Salon.com, that online epitome of what Dwight McDonald referred to as ‘midcult,’ had a nice little fluff piece on the death of the clerk. Specifically, those record, comic, and book store clerks who were the gatekeepers and guides to the worlds of literature, ‘zines, small presses, alternative music, and jazz.

I wasn’t much into comics when I was in high school and I never went to the clerks at RTO for musical advice. I was too much of a quiet browser and have always hated sales pitches.

Later though, I became friends with a couple of clerks at a Barnes and Noble in Montgomery, Alabama (that store is apparently gone now, by the way). One was a bit of an expert in southern literature and hosted occasional poetry groups in the store and also collected ‘found poetry’ with a southern gothic tinge. The other was closeted anarchist with a taste for political lit.

These two probably were the clerks who influenced me the most.

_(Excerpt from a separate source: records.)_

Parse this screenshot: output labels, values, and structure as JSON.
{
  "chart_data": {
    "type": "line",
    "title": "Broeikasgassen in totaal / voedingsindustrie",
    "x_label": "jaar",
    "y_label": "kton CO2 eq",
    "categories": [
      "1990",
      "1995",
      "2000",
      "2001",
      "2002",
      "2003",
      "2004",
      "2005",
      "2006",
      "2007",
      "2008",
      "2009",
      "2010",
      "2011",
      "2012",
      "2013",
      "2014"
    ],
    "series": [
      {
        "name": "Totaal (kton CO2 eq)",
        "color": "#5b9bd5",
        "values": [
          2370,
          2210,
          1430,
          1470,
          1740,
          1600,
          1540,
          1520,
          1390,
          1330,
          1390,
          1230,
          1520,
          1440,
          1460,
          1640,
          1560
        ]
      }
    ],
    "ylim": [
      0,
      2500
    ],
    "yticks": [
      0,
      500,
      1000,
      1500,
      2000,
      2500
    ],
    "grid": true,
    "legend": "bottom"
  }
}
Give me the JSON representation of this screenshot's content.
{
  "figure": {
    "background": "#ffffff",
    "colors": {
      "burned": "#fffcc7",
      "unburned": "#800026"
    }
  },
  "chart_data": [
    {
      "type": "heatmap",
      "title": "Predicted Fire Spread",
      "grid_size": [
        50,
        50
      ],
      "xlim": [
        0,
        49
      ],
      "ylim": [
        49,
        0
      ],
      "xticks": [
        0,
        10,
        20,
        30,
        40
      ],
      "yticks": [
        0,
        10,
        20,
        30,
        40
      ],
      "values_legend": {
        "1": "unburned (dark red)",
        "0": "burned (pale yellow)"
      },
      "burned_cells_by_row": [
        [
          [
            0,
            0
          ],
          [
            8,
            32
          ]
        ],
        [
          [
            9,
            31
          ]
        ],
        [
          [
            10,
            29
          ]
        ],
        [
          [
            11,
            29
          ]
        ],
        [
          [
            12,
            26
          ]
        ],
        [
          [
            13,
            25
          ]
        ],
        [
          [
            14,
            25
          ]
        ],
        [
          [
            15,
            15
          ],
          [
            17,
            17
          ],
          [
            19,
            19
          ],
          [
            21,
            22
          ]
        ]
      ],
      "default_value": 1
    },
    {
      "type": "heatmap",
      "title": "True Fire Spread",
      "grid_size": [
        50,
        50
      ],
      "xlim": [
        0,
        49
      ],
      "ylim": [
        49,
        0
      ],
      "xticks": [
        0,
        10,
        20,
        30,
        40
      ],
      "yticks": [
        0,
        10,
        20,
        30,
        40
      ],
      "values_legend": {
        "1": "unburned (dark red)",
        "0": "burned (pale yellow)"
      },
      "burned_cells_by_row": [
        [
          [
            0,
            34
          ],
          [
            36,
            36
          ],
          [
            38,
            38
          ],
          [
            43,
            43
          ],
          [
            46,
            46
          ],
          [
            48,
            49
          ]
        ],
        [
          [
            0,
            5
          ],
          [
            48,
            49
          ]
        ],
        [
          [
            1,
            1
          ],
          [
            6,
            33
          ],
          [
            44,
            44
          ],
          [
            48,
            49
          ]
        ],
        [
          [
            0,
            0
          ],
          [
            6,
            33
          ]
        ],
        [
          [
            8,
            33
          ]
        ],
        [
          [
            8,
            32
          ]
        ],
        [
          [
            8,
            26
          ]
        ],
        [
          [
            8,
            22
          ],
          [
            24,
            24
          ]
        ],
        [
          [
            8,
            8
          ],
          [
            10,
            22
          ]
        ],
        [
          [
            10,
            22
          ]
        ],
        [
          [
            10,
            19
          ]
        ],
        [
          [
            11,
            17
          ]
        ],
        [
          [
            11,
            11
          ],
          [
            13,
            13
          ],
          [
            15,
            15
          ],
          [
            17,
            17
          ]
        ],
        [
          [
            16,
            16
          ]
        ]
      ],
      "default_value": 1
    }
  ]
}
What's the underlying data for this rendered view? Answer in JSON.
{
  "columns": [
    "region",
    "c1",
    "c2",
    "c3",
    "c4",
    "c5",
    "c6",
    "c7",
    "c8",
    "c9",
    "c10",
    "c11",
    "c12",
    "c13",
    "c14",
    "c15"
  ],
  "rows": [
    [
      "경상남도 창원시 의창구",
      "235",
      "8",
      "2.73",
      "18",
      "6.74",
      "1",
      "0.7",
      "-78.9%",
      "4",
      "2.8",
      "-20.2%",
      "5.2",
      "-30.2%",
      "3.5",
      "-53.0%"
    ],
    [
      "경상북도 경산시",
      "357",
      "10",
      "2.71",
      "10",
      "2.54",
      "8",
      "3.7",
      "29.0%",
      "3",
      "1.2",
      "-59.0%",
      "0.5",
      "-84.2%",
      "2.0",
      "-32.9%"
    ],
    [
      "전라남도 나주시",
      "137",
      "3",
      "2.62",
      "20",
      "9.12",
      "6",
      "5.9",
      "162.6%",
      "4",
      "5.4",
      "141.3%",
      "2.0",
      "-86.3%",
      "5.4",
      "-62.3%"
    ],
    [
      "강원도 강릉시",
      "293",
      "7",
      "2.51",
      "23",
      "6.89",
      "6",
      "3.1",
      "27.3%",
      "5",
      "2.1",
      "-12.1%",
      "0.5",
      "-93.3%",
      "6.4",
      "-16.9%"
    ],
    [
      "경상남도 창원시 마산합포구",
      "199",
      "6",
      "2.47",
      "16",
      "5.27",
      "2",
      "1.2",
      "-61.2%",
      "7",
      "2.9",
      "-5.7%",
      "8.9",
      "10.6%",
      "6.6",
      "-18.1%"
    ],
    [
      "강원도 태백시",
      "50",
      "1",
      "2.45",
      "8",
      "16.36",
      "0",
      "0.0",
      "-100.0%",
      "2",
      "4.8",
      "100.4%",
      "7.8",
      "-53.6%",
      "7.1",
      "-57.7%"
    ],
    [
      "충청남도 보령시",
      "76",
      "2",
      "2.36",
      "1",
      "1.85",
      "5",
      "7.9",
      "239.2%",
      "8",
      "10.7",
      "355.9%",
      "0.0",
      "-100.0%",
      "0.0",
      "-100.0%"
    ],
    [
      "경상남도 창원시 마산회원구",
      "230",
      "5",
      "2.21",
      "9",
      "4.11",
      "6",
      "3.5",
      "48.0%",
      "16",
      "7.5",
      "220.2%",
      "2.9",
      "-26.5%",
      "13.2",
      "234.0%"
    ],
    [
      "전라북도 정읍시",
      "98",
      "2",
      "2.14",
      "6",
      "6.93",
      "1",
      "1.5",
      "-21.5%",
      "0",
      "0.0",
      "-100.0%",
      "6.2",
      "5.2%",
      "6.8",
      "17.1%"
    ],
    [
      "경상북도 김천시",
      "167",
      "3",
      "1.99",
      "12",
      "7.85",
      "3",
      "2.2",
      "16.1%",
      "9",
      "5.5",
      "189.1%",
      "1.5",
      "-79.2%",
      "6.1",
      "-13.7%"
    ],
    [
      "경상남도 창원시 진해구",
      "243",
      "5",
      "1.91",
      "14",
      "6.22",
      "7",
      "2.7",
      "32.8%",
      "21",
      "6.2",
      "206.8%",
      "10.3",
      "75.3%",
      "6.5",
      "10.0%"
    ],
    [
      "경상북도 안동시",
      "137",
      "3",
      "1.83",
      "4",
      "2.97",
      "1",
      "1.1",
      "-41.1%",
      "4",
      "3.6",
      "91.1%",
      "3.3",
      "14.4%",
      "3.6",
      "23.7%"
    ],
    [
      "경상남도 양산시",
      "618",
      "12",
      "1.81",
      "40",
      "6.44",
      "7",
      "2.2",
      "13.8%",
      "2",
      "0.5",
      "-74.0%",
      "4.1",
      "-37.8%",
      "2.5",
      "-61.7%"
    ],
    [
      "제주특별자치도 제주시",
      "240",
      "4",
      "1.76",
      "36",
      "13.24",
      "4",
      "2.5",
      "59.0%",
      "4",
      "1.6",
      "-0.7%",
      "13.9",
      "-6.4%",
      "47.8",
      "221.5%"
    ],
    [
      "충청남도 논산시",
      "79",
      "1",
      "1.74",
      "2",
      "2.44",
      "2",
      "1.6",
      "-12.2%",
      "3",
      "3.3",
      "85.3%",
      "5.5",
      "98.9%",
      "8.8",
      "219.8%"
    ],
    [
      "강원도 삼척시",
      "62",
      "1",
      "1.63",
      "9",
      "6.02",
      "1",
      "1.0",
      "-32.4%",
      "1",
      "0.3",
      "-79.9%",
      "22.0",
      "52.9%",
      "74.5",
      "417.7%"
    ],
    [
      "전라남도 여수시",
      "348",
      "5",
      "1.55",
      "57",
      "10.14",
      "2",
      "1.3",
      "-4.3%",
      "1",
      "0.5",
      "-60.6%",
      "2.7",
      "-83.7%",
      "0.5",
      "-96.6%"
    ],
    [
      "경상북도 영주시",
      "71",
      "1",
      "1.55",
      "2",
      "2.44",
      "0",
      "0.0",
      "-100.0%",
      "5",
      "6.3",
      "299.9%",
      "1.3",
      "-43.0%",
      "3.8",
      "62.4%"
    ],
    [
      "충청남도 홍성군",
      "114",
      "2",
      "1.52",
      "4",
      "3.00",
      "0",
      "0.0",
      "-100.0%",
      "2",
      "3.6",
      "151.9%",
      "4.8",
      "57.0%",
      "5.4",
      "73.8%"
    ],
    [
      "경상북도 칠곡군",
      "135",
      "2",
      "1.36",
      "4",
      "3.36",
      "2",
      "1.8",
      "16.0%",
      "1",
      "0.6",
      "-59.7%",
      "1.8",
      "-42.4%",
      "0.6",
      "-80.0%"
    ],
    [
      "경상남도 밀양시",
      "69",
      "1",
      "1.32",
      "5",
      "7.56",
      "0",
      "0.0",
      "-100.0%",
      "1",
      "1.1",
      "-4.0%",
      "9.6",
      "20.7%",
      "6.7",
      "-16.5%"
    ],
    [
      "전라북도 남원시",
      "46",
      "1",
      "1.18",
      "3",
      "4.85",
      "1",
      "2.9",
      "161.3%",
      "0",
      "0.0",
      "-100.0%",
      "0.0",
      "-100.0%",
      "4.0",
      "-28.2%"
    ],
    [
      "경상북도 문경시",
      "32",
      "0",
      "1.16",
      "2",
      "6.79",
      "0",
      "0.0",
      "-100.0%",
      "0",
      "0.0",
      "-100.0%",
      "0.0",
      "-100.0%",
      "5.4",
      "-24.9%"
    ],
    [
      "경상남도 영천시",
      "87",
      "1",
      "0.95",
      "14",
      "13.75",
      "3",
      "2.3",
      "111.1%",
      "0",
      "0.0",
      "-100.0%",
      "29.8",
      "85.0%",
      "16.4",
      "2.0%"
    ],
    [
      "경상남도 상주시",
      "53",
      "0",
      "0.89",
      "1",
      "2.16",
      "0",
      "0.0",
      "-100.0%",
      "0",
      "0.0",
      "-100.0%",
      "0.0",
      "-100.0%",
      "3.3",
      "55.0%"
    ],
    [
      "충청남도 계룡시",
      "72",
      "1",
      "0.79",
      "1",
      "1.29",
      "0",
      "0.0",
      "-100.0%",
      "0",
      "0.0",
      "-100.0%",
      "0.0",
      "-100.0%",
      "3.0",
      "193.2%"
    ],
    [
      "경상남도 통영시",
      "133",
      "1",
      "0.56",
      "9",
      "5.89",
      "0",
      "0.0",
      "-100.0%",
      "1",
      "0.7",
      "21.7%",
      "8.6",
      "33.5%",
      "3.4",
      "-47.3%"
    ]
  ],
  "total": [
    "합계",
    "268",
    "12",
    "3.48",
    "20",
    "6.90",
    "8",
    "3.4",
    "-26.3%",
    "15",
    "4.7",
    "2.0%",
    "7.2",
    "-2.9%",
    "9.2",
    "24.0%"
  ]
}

A third was the owner of the used bookstore in Clearwater, Florida, A Blue Moon. He and my mother sometimes went out, so the clerk-customer relationship was a little weird. But he had a wonderfully curated store with a lot of great stuff and he wasn’t afraid to point out interesting books. He also used an old fashioned camera that took ten or twenty seconds to take a picture and required a photometer to use properly.